The episode is known to the "Idol" crew as the Green Mile, comparing the walk each contestant must take to hear his or her fate to the fabled last walk of those on death row. On this one harrowing night a year, "Idol" has constructed an hour of television in which drama is stripped down to its essentials and held steady in the blistering glare of the klieg lights.
There is no singing to distract from the angst on Green Mile night, no touching video packages -– we simply spend an hour watching as one by one each contestant rides an elevator, trudges across a vast auditorium floor and sits alone before the judges to hear whether, having emerged from 100,000 to the top 50, they are about to be tossed back into the anonymous swamp where they have vainly toiled their entire lives or whether they are to enter history as one of Season 7's 24.

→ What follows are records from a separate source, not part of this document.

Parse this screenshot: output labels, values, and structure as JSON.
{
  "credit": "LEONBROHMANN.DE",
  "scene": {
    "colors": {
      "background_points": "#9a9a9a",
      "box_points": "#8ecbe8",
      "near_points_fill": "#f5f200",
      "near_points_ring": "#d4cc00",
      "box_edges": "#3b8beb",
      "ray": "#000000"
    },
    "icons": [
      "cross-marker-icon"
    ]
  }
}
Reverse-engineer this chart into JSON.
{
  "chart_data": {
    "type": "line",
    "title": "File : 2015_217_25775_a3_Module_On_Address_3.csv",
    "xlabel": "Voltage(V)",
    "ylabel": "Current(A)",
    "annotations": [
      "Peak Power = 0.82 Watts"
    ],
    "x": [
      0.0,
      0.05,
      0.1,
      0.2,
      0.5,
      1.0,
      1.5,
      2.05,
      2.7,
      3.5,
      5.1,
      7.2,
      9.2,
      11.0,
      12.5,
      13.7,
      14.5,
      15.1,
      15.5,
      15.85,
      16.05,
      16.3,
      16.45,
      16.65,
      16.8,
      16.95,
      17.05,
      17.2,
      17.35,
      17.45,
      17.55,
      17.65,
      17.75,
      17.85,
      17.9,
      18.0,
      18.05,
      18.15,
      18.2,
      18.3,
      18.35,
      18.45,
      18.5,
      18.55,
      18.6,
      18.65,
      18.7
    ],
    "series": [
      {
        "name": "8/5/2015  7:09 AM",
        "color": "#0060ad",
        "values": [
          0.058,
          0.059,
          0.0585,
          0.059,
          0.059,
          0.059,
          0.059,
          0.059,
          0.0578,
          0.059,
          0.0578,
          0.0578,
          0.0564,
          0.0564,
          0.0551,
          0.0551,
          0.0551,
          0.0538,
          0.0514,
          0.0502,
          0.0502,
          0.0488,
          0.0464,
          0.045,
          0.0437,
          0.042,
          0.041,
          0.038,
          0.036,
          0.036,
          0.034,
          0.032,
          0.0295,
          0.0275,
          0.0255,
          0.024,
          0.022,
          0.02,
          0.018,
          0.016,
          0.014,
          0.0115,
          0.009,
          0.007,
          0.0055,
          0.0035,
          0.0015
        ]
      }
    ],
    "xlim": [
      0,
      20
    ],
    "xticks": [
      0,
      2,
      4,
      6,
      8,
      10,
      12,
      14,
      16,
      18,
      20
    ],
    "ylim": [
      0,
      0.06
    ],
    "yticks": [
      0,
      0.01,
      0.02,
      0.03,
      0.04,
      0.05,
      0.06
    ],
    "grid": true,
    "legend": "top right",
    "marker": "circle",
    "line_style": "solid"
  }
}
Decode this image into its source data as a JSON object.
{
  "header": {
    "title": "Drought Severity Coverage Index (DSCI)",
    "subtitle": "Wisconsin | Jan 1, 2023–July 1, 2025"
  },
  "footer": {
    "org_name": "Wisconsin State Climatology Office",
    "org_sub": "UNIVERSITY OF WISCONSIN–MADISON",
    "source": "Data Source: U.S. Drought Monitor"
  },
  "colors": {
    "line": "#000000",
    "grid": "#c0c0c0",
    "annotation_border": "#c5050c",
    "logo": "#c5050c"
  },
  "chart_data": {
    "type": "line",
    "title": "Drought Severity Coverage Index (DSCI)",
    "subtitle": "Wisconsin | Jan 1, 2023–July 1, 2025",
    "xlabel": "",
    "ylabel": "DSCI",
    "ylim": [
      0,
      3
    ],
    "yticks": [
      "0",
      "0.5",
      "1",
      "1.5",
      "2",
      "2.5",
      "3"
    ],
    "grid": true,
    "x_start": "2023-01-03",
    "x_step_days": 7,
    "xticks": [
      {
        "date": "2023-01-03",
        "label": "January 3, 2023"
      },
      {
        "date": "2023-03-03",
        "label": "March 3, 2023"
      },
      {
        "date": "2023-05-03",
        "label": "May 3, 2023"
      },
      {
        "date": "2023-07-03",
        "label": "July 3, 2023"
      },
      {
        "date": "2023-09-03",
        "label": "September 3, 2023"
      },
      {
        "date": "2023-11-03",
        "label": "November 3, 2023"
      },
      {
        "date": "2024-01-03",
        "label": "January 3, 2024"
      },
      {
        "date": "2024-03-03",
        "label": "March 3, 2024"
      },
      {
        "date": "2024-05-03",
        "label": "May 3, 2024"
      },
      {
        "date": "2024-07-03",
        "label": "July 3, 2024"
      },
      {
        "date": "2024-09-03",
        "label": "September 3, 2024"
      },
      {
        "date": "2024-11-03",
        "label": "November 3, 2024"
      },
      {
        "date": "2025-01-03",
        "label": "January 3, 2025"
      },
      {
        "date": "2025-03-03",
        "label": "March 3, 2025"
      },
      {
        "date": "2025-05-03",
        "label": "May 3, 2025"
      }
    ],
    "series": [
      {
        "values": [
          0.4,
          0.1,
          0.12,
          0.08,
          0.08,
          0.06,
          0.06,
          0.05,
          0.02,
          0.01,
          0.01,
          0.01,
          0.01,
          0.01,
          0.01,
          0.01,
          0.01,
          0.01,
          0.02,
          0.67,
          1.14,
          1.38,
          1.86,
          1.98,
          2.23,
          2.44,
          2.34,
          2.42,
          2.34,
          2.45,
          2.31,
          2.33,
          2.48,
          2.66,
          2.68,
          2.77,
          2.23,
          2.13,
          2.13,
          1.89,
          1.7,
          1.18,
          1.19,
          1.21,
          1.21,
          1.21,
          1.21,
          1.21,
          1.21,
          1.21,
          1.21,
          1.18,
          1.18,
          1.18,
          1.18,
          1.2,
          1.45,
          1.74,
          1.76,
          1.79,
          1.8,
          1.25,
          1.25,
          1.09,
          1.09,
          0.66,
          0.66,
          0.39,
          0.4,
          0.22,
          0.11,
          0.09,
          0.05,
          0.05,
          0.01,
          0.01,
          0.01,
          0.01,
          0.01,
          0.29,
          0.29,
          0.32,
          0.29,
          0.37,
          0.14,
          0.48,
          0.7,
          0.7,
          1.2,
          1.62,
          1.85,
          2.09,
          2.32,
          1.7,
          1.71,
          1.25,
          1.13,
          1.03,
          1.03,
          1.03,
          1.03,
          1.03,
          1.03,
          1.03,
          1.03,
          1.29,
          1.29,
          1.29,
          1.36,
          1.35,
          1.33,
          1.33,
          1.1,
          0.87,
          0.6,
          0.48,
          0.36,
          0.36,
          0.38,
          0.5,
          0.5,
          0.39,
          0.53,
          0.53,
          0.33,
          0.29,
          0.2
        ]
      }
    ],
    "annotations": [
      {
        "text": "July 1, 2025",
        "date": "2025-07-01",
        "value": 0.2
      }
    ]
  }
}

As Simon tells one contestant about her singing career, “It’s safe to assume that if we say no at this stage it’s pretty much over.”
So with the stakes being their entire lives, we get to revel in the specter of a solid hour of people enduring the tensest moments they will ever know, the heights of joy and the depths of despair to follow. “This is probably the worst day of my life. I have no idea what I’m going to do with my life now. Oh my God,” is how one rejected contestant succinctly described the experience.
Simply put, in contemporary society, there is no currency more valuable than fame. Power, money, sex, respect -– all pale before its white heat. The Green Mile episode is the gateway to fame, or as close a shot at it as anything can offer.
This is not some rinky-dink island relay race show with a piddly after-taxes cash prize waiting at the end, or a crypto-soap opera partner hunt dangling a very dubious shot at love everlasting. The prize on the line, even if you just make it halfway from this point, is the purest substance yet discovered, as testified by Clarkson, Aiken, Underwood, Daughtry, et al. as they sat in these seats in their turn. The contestants truly stand at St. Peter’s gates, their fates weighed in the balance. And what could make for a better hour of television?
(Actually, making it past this point doesn’t quite guarantee them a shot at anything yet. History has shown that many can parlay a stint in the top 12 to stardom, but 13th–24th-place finishes remain a guaranteed ticket to Palookaville.)
Notable in this episode were the different ways the judges string out the pain. Paula plays a mischievous game for the yeses, recounting each step of their journeys before breaking the news. Randy takes the approach of asking each one, “How do you think you did?” and nodding as they are forced to deliver stammering pretty-good-I-thinks. Simon, while he has their attention, delivers mini-lectures, warning them to work harder in the real competition or they’ll be out in no time.
None however, match the way producer Nigel Lythgoe uses this time when he sits as a judge on “So You Think You Can Dance.” During that show's Green Mile episode, Lythgoe brilliantly uses the moment when he has each contestant's pure attention, all bravado stripped away as they await their fate, to rake them over the coals, flaying them within an inch of their lives about their various arrogances and bad habits. As harrowing as "Idol’s" Green Mile hour is, by not following Lythgoe’s lead the judges leave just a few precious ounces of drama untapped.
But saving the most dramatic for nearly the last, toward the end of the hour the news was broken to Atlanta homeless boy Josiah Lemming that he was being sent back to live in his car once again. Despite some uneven performances, the news seemed inexplicable given the high endearment factor he’d built up over his substantial air time and given the fact that a few heretofore barely seen seeming non-entities like Jason Yeager slipped through into the guys' ranks.
The elimination makes one wonder about one of the darkest corners of the "Idol" operation. Despite the appearance that the Green Mile occurs at the end of Hollywood Week, in fact there are many weeks in between. Hollywood Week was recorded toward the end of 2007 and the Green Mile, sources inform me, was taped in the last few weeks, giving the judges and the "Idol" team a chance to look deep into the backgrounds of all remaining contestants.
When contestants are rejected on the Green Mile, most are simply told, “No, I’m sorry” without explanation, leaving open the possibility that some may have been dismissed after Lord knows what was learned about them. Is it possible that something came up on young Lemming, for instance, that led to his ouster? Or just as likely, was his ouster due to the stated desire of the show this season not to select Sanjayas and focus strictly on finding the strongest possible talents? In the end, Lemming and the tie-wearing politician/singer Kyle both ultimately, despite not-awful voices, looked more like novelty candidates than genuine contenders, and perhaps on what looks to be, just maybe, the strongest talent season in years, they picked the wrong year to be a little too quirky.